It’s no secret that Godwin is one of the fastest-rising stars in the entire genre. Between signing a record deal with Big Loud back in March and touring with Zach Bryan for the better part of two years, Godwin’s steady rise in the genre has been a fun one to watch. Many independent country fans have been patiently waiting for the Temporary Town singer to reach the heights of fellow indie giants, Zach Bryan, Tyler Childers and Sturgill Simpson.
I truly believe that Family Ties is going to be Godwin’s break-out album much like Bryan’s American Heartbreak in 2022. The similarities are quite striking. At a lengthy 19 songs and an hour and ten minutes, it’s the first major label release from Godwin and most importantly, it’s an incredible album.
Family Ties ultimately feels like a night around the fireplace at Godwin’s home rather than a typical country album. When you hear the title, Family Ties, you might think to yourself, “Oh yeah, there’s going to be a few sappy nods to his upbringing, but the rest will be your cliché country fare.” This album is the quite opposite.
In short, the album is a love letter to everyone in his family. From the self-reflective ode to his father, Miner Imperfections, to the delicate tribute to his daughter and son, Dance In Rain and Gabriel and gorgeous ballads to his wife, All Again, Soul Like Mine and Willing and Able, Godwin crafted an album that leaves no loved one left behind.

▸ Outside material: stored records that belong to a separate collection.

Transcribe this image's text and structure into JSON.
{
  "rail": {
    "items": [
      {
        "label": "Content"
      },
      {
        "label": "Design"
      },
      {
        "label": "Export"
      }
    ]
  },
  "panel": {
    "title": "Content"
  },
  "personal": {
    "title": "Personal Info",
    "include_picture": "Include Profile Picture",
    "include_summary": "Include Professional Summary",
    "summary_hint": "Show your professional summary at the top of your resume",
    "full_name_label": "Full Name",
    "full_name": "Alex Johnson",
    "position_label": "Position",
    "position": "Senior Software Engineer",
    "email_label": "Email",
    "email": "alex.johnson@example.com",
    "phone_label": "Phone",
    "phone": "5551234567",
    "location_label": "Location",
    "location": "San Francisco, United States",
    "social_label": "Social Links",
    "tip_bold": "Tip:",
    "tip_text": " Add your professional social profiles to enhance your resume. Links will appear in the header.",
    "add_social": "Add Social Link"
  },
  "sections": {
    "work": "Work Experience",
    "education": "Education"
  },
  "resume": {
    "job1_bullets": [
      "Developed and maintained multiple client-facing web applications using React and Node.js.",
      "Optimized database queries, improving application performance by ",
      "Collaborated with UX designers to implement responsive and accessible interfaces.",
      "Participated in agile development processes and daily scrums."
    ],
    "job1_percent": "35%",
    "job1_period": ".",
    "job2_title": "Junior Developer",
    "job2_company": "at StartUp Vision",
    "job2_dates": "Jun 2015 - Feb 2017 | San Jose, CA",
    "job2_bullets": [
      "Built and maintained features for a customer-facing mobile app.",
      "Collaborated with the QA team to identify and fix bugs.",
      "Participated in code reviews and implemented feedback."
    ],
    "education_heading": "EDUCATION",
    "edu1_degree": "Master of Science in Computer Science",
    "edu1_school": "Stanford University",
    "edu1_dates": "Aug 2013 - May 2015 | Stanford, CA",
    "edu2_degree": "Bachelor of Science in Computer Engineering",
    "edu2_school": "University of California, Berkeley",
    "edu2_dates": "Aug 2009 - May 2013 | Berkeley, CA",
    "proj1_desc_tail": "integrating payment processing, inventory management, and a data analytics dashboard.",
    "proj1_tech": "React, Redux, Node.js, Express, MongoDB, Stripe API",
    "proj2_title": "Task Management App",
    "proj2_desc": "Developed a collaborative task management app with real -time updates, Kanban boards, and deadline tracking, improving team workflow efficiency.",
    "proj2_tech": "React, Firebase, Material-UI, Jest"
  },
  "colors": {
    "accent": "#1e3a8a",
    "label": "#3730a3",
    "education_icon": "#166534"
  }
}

Speaking of leaves, Another Leaf is the standout track among this already-stacked tracklist. The song has a certain spark that begs you to roll the window and bask in the musicianship present on the track. The tempo changes, the incredibly melodic chorus and the final breakdown in the latter half of the song make it feel like a must-have on any of Godwin’s live shows. The euphemism, “add another leaf on the tree tonight” is such a fun, unique way to say “let’s make a baby” while still tying (no pun intended) the theme of family together.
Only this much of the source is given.